Kilis’te doğdum.
Çocukluk ve ilk gençlik yıllarım bu şirin kette geçti.
Güzel günler, güzel yıllardı.
1950 li 60 lı yıllarda Kilis, kaçakçı kenti olarak tanındı.
Sınır boyundaki kına gibi verimli toprağa döşenen mayınlar, kaçakçıyı yıldırmadı, çözüm olmadı.
Bu “ölüm tarlası” ndan gelip giderken patlayan mayınlar nedeniyle birçok insan ayağını yitirdi, canını verenler de oldu.
Hal böyleyken bile kaçakçının askere silah sıktığını duymadık.
Çoğu patlamış ya da patlatılmış olsa da sınır boyunda hala binlerce mayının bulunduğunu herkes bilir.
O zorlu ve güzel günlerden günümüze gelirsek;
Sınırda artık mayın patlamıyor ama Kilis’te yaşayanların, bomba ve silah seslerinden uykuları kaçıyor.

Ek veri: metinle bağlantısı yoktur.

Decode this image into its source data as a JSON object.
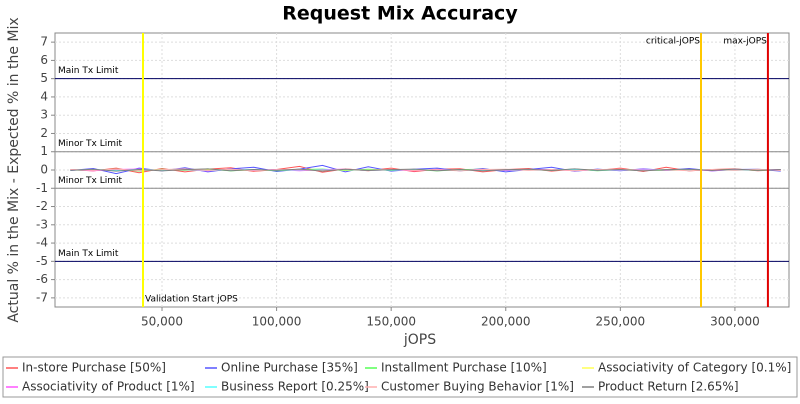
{
  "chart_data": {
    "type": "line",
    "title": "Request Mix Accuracy",
    "x_label": "jOPS",
    "y_label": "Actual % in the Mix - Expected % in the Mix",
    "xlim": [
      3300,
      323600
    ],
    "ylim": [
      -7.5,
      7.5
    ],
    "xticks": [
      {
        "value": 50000,
        "label": "50,000"
      },
      {
        "value": 100000,
        "label": "100,000"
      },
      {
        "value": 150000,
        "label": "150,000"
      },
      {
        "value": 200000,
        "label": "200,000"
      },
      {
        "value": 250000,
        "label": "250,000"
      },
      {
        "value": 300000,
        "label": "300,000"
      }
    ],
    "yticks": [
      -7,
      -6,
      -5,
      -4,
      -3,
      -2,
      -1,
      0,
      1,
      2,
      3,
      4,
      5,
      6,
      7
    ],
    "grid": true,
    "range_markers": [
      {
        "value": 5,
        "label": "Main Tx Limit"
      },
      {
        "value": 1,
        "label": "Minor Tx Limit"
      },
      {
        "value": -1,
        "label": "Minor Tx Limit"
      },
      {
        "value": -5,
        "label": "Main Tx Limit"
      }
    ],
    "domain_markers": [
      {
        "value": 41700,
        "label": "Validation Start jOPS",
        "color": "#ffff00"
      },
      {
        "value": 285200,
        "label": "critical-jOPS",
        "color": "#ffc800"
      },
      {
        "value": 314400,
        "label": "max-jOPS",
        "color": "#e00000"
      }
    ],
    "x": [
      10000,
      20000,
      30000,
      40000,
      50000,
      60000,
      70000,
      80000,
      90000,
      100000,
      110000,
      120000,
      130000,
      140000,
      150000,
      160000,
      170000,
      180000,
      190000,
      200000,
      210000,
      220000,
      230000,
      240000,
      250000,
      260000,
      270000,
      280000,
      290000,
      300000,
      310000,
      320000
    ],
    "series": [
      {
        "name": "In-store Purchase [50%]",
        "color": "#ff5555",
        "values": [
          0.02,
          -0.05,
          0.1,
          -0.15,
          0.08,
          -0.1,
          0.05,
          0.12,
          -0.08,
          0.03,
          0.2,
          -0.12,
          0.06,
          -0.04,
          0.1,
          -0.09,
          0.04,
          0.07,
          -0.1,
          0.02,
          0.08,
          -0.06,
          0.05,
          -0.03,
          0.1,
          -0.08,
          0.15,
          -0.05,
          0.03,
          0.06,
          -0.04,
          0.02
        ]
      },
      {
        "name": "Online Purchase [35%]",
        "color": "#5555ff",
        "values": [
          -0.03,
          0.08,
          -0.2,
          0.1,
          -0.05,
          0.12,
          -0.1,
          0.06,
          0.15,
          -0.08,
          0.05,
          0.25,
          -0.1,
          0.18,
          -0.06,
          0.04,
          0.1,
          -0.05,
          0.08,
          -0.1,
          0.03,
          0.15,
          -0.07,
          0.05,
          -0.04,
          0.06,
          -0.02,
          0.08,
          -0.05,
          0.03,
          0.04,
          -0.06
        ]
      },
      {
        "name": "Installment Purchase [10%]",
        "color": "#55ff55",
        "values": [
          0.01,
          -0.03,
          0.05,
          -0.06,
          0.04,
          -0.02,
          0.06,
          -0.05,
          0.03,
          -0.04,
          0.02,
          0.05,
          -0.03,
          0.04,
          -0.02,
          0.03,
          -0.05,
          0.02,
          0.04,
          -0.03,
          0.02,
          -0.02,
          0.05,
          -0.04,
          0.03,
          0.01,
          -0.03,
          0.02,
          -0.01,
          0.03,
          -0.02,
          0.01
        ]
      },
      {
        "name": "Associativity of Category [0.1%]",
        "color": "#ffff55",
        "values": [
          0,
          0.01,
          -0.01,
          0.02,
          0,
          -0.01,
          0.01,
          0,
          -0.02,
          0.01,
          0,
          0.01,
          -0.01,
          0,
          0.02,
          -0.01,
          0,
          0.01,
          0,
          -0.01,
          0.01,
          0,
          -0.01,
          0.02,
          0,
          -0.01,
          0.01,
          0,
          -0.01,
          0,
          0.01,
          0
        ]
      },
      {
        "name": "Associativity of Product [1%]",
        "color": "#ff55ff",
        "values": [
          0.02,
          -0.04,
          0.03,
          0.05,
          -0.03,
          0.02,
          -0.05,
          0.04,
          -0.02,
          0.03,
          -0.04,
          0.02,
          0.05,
          -0.03,
          0.02,
          -0.04,
          0.03,
          -0.02,
          0.04,
          -0.03,
          0.02,
          0.03,
          -0.04,
          0.02,
          -0.03,
          0.04,
          -0.02,
          0.03,
          -0.04,
          0.02,
          -0.01,
          0.03
        ]
      },
      {
        "name": "Business Report [0.25%]",
        "color": "#55ffff",
        "values": [
          -0.01,
          0.02,
          -0.02,
          0.03,
          -0.01,
          0.02,
          -0.03,
          0.01,
          0.02,
          -0.02,
          0.01,
          -0.01,
          0.03,
          -0.02,
          0.01,
          0.02,
          -0.01,
          0.01,
          -0.02,
          0.02,
          -0.01,
          0.01,
          0.02,
          -0.02,
          0.01,
          -0.01,
          0.02,
          -0.01,
          0.01,
          -0.02,
          0.01,
          0
        ]
      },
      {
        "name": "Customer Buying Behavior [1%]",
        "color": "#ffafaf",
        "values": [
          0.03,
          -0.02,
          0.05,
          -0.04,
          0.02,
          0.06,
          -0.03,
          0.04,
          -0.05,
          0.02,
          0.03,
          -0.04,
          0.05,
          -0.02,
          0.04,
          -0.03,
          0.02,
          -0.05,
          0.03,
          0.04,
          -0.02,
          0.03,
          -0.04,
          0.02,
          0.05,
          -0.03,
          0.02,
          -0.04,
          0.03,
          -0.02,
          0.04,
          -0.03
        ]
      },
      {
        "name": "Product Return [2.65%]",
        "color": "#808080",
        "values": [
          -0.02,
          0.04,
          -0.06,
          0.03,
          -0.05,
          0.02,
          0.06,
          -0.04,
          0.03,
          -0.02,
          0.05,
          -0.06,
          0.04,
          -0.03,
          0.02,
          0.05,
          -0.04,
          0.03,
          -0.05,
          0.02,
          0.04,
          -0.03,
          0.06,
          -0.02,
          0.03,
          -0.05,
          0.02,
          0.04,
          -0.03,
          0.05,
          -0.02,
          0.03
        ]
      }
    ]
  }
}
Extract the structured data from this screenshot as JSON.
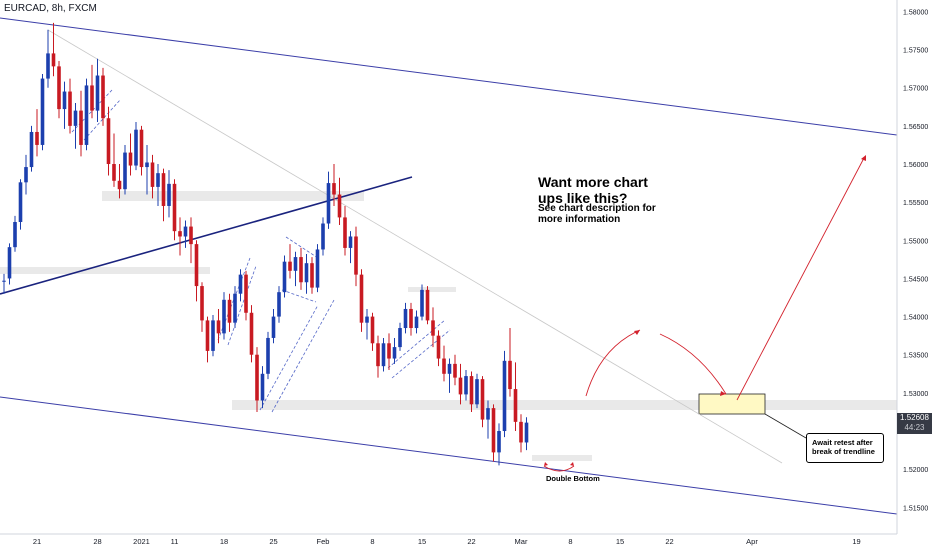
{
  "header": {
    "symbol_label": "EURCAD, 8h, FXCM"
  },
  "colors": {
    "bull": "#1c3fae",
    "bear": "#c81a22",
    "channel": "#3b3ea8",
    "trend": "#1a237e",
    "arrow": "#d3212c",
    "zone": "#e9e9e9",
    "target_fill": "#fff9c4"
  },
  "annotations": {
    "headline_line1": "Want more chart",
    "headline_line2": "ups like this?",
    "subline1": "See chart description for",
    "subline2": "more information",
    "callout_line1": "Await retest after",
    "callout_line2": "break of trendline",
    "double_bottom": "Double Bottom"
  },
  "price_tag": {
    "price": "1.52608",
    "countdown": "44:23"
  },
  "chart_data": {
    "type": "candlestick",
    "symbol": "EURCAD",
    "timeframe": "8h",
    "source": "FXCM",
    "ylim": [
      1.5115,
      1.5815
    ],
    "y_ticks": [
      "1.58000",
      "1.57500",
      "1.57000",
      "1.56500",
      "1.56000",
      "1.55500",
      "1.55000",
      "1.54500",
      "1.54000",
      "1.53500",
      "1.53000",
      "1.52500",
      "1.52000",
      "1.51500"
    ],
    "y_tick_values": [
      1.58,
      1.575,
      1.57,
      1.565,
      1.56,
      1.555,
      1.55,
      1.545,
      1.54,
      1.535,
      1.53,
      1.525,
      1.52,
      1.515
    ],
    "x_ticks": [
      "21",
      "28",
      "2021",
      "11",
      "18",
      "25",
      "Feb",
      "8",
      "15",
      "22",
      "Mar",
      "8",
      "15",
      "22",
      "Apr",
      "19"
    ],
    "x_tick_idx": [
      6,
      17,
      25,
      31,
      40,
      49,
      58,
      67,
      76,
      85,
      94,
      103,
      112,
      121,
      136,
      155
    ],
    "ohlc": [
      [
        1.5447,
        1.5456,
        1.543,
        1.5447
      ],
      [
        1.545,
        1.5496,
        1.5442,
        1.5491
      ],
      [
        1.5491,
        1.5532,
        1.5485,
        1.5524
      ],
      [
        1.5524,
        1.558,
        1.5514,
        1.5576
      ],
      [
        1.5576,
        1.5612,
        1.556,
        1.5596
      ],
      [
        1.5596,
        1.565,
        1.559,
        1.5642
      ],
      [
        1.5642,
        1.5672,
        1.561,
        1.5625
      ],
      [
        1.5625,
        1.5718,
        1.5618,
        1.5712
      ],
      [
        1.5712,
        1.5776,
        1.57,
        1.5745
      ],
      [
        1.5745,
        1.5785,
        1.5715,
        1.5728
      ],
      [
        1.5728,
        1.5735,
        1.566,
        1.5672
      ],
      [
        1.5672,
        1.5708,
        1.5646,
        1.5695
      ],
      [
        1.5695,
        1.5712,
        1.564,
        1.565
      ],
      [
        1.565,
        1.568,
        1.562,
        1.567
      ],
      [
        1.567,
        1.5696,
        1.561,
        1.5625
      ],
      [
        1.5625,
        1.5712,
        1.5618,
        1.5703
      ],
      [
        1.5703,
        1.573,
        1.566,
        1.567
      ],
      [
        1.567,
        1.5738,
        1.5655,
        1.5716
      ],
      [
        1.5716,
        1.5726,
        1.565,
        1.566
      ],
      [
        1.566,
        1.5675,
        1.5585,
        1.56
      ],
      [
        1.56,
        1.564,
        1.557,
        1.5578
      ],
      [
        1.5578,
        1.56,
        1.5555,
        1.5567
      ],
      [
        1.5567,
        1.5625,
        1.556,
        1.5615
      ],
      [
        1.5615,
        1.564,
        1.5585,
        1.5598
      ],
      [
        1.5598,
        1.5655,
        1.5592,
        1.5645
      ],
      [
        1.5645,
        1.565,
        1.5585,
        1.5596
      ],
      [
        1.5596,
        1.5625,
        1.556,
        1.5602
      ],
      [
        1.5602,
        1.5612,
        1.5555,
        1.557
      ],
      [
        1.557,
        1.56,
        1.5545,
        1.5588
      ],
      [
        1.5588,
        1.5594,
        1.5525,
        1.5545
      ],
      [
        1.5545,
        1.5592,
        1.553,
        1.5574
      ],
      [
        1.5574,
        1.558,
        1.55,
        1.5512
      ],
      [
        1.5512,
        1.553,
        1.548,
        1.5505
      ],
      [
        1.5505,
        1.5526,
        1.549,
        1.5518
      ],
      [
        1.5518,
        1.553,
        1.547,
        1.5495
      ],
      [
        1.5495,
        1.55,
        1.542,
        1.544
      ],
      [
        1.544,
        1.5445,
        1.538,
        1.5395
      ],
      [
        1.5395,
        1.54,
        1.534,
        1.5355
      ],
      [
        1.5355,
        1.5402,
        1.5348,
        1.5395
      ],
      [
        1.5395,
        1.541,
        1.5365,
        1.5378
      ],
      [
        1.5378,
        1.5432,
        1.537,
        1.5422
      ],
      [
        1.5422,
        1.543,
        1.538,
        1.5392
      ],
      [
        1.5392,
        1.544,
        1.5385,
        1.543
      ],
      [
        1.543,
        1.5462,
        1.542,
        1.5455
      ],
      [
        1.5455,
        1.546,
        1.5395,
        1.5405
      ],
      [
        1.5405,
        1.5415,
        1.534,
        1.535
      ],
      [
        1.535,
        1.536,
        1.5275,
        1.529
      ],
      [
        1.529,
        1.5335,
        1.528,
        1.5325
      ],
      [
        1.5325,
        1.538,
        1.5318,
        1.5372
      ],
      [
        1.5372,
        1.541,
        1.5365,
        1.54
      ],
      [
        1.54,
        1.544,
        1.5392,
        1.5432
      ],
      [
        1.5432,
        1.548,
        1.5425,
        1.5472
      ],
      [
        1.5472,
        1.5495,
        1.545,
        1.546
      ],
      [
        1.546,
        1.5485,
        1.544,
        1.5478
      ],
      [
        1.5478,
        1.549,
        1.5435,
        1.5445
      ],
      [
        1.5445,
        1.5482,
        1.543,
        1.547
      ],
      [
        1.547,
        1.5478,
        1.543,
        1.5438
      ],
      [
        1.5438,
        1.5495,
        1.5432,
        1.5488
      ],
      [
        1.5488,
        1.553,
        1.548,
        1.5522
      ],
      [
        1.5522,
        1.559,
        1.5515,
        1.5575
      ],
      [
        1.5575,
        1.56,
        1.5545,
        1.556
      ],
      [
        1.556,
        1.5582,
        1.552,
        1.553
      ],
      [
        1.553,
        1.5545,
        1.548,
        1.549
      ],
      [
        1.549,
        1.5512,
        1.547,
        1.5505
      ],
      [
        1.5505,
        1.5518,
        1.544,
        1.5455
      ],
      [
        1.5455,
        1.5462,
        1.538,
        1.5392
      ],
      [
        1.5392,
        1.541,
        1.537,
        1.54
      ],
      [
        1.54,
        1.5405,
        1.5355,
        1.5365
      ],
      [
        1.5365,
        1.5375,
        1.532,
        1.5335
      ],
      [
        1.5335,
        1.5372,
        1.5328,
        1.5365
      ],
      [
        1.5365,
        1.5378,
        1.533,
        1.5345
      ],
      [
        1.5345,
        1.5372,
        1.5338,
        1.536
      ],
      [
        1.536,
        1.5392,
        1.5355,
        1.5385
      ],
      [
        1.5385,
        1.5418,
        1.5378,
        1.541
      ],
      [
        1.541,
        1.5418,
        1.5375,
        1.5385
      ],
      [
        1.5385,
        1.5408,
        1.5378,
        1.54
      ],
      [
        1.54,
        1.5442,
        1.5395,
        1.5435
      ],
      [
        1.5435,
        1.544,
        1.539,
        1.5395
      ],
      [
        1.5395,
        1.5412,
        1.536,
        1.5375
      ],
      [
        1.5375,
        1.5382,
        1.5335,
        1.5345
      ],
      [
        1.5345,
        1.5362,
        1.5315,
        1.5325
      ],
      [
        1.5325,
        1.5345,
        1.53,
        1.5338
      ],
      [
        1.5338,
        1.535,
        1.531,
        1.532
      ],
      [
        1.532,
        1.5338,
        1.5285,
        1.5298
      ],
      [
        1.5298,
        1.533,
        1.529,
        1.5322
      ],
      [
        1.5322,
        1.5328,
        1.5275,
        1.5285
      ],
      [
        1.5285,
        1.5325,
        1.528,
        1.5318
      ],
      [
        1.5318,
        1.5322,
        1.5255,
        1.5265
      ],
      [
        1.5265,
        1.529,
        1.524,
        1.528
      ],
      [
        1.528,
        1.5285,
        1.521,
        1.5222
      ],
      [
        1.5222,
        1.526,
        1.5205,
        1.525
      ],
      [
        1.525,
        1.5355,
        1.5242,
        1.5342
      ],
      [
        1.5342,
        1.5385,
        1.5295,
        1.5305
      ],
      [
        1.5305,
        1.534,
        1.525,
        1.5262
      ],
      [
        1.5262,
        1.5272,
        1.5222,
        1.5235
      ],
      [
        1.5235,
        1.5268,
        1.5225,
        1.5261
      ]
    ]
  }
}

Kentin göbeğine düşen serseri bombalardan yaralananlar, yaşamını yitirenler var.
Artık Kilisli sabah namazına ezan sesiyle değil, bomba gümbürtüleriyle uyanıyor.
Bu olaylar ne zamana ve nereye kadar sürecek?
İşte o belli değil…
Çünkü egemen güçler, Ortadoğu’nun huzura kavuşmasını istemiyor.
Suriye’ de Türkiye’ de bu egemen güçlerin taşeronu durumunda olan çeşitli terör örgütlerinin ellerindeki gelişmiş silahları kimler veriyor?
Ortadoğu’nun daha da karışmasını isteyenler değil mi?
Daha önce liderini Ankara’da ağıladığımız, çeşitli kere görüştüğümüz, sonra terör örgütü dediğimiz oluşuma, yıllardır dost ve müttefikimiz olduğu söylenen Amerika, “yok, o sizin terör örgütü dediğiniz, bizim desteklediğimiz müttefikimizdir” diyor.
Sonuç olarak cennet ülkeme ve güneyinde, kargaşa içinde yaşayan insanlara yazık oluyor.
Ve bu kargaşanın, yanlış dış politikamız nedeniyle, yakın bir gelecekte bitmeyeceği, bırakın bitmeyi daha da zor günlere doğru koşuşturduğu gün gibi ortada.
Baksanıza, Dış İşleri Bakanı, “kara harekatına girebiliriz, başından beri kara operasyonundan yanayız” diyor, hemen ardından dost ve müttefik(!) Suudi uçakları İncirlik üssüne varıyor.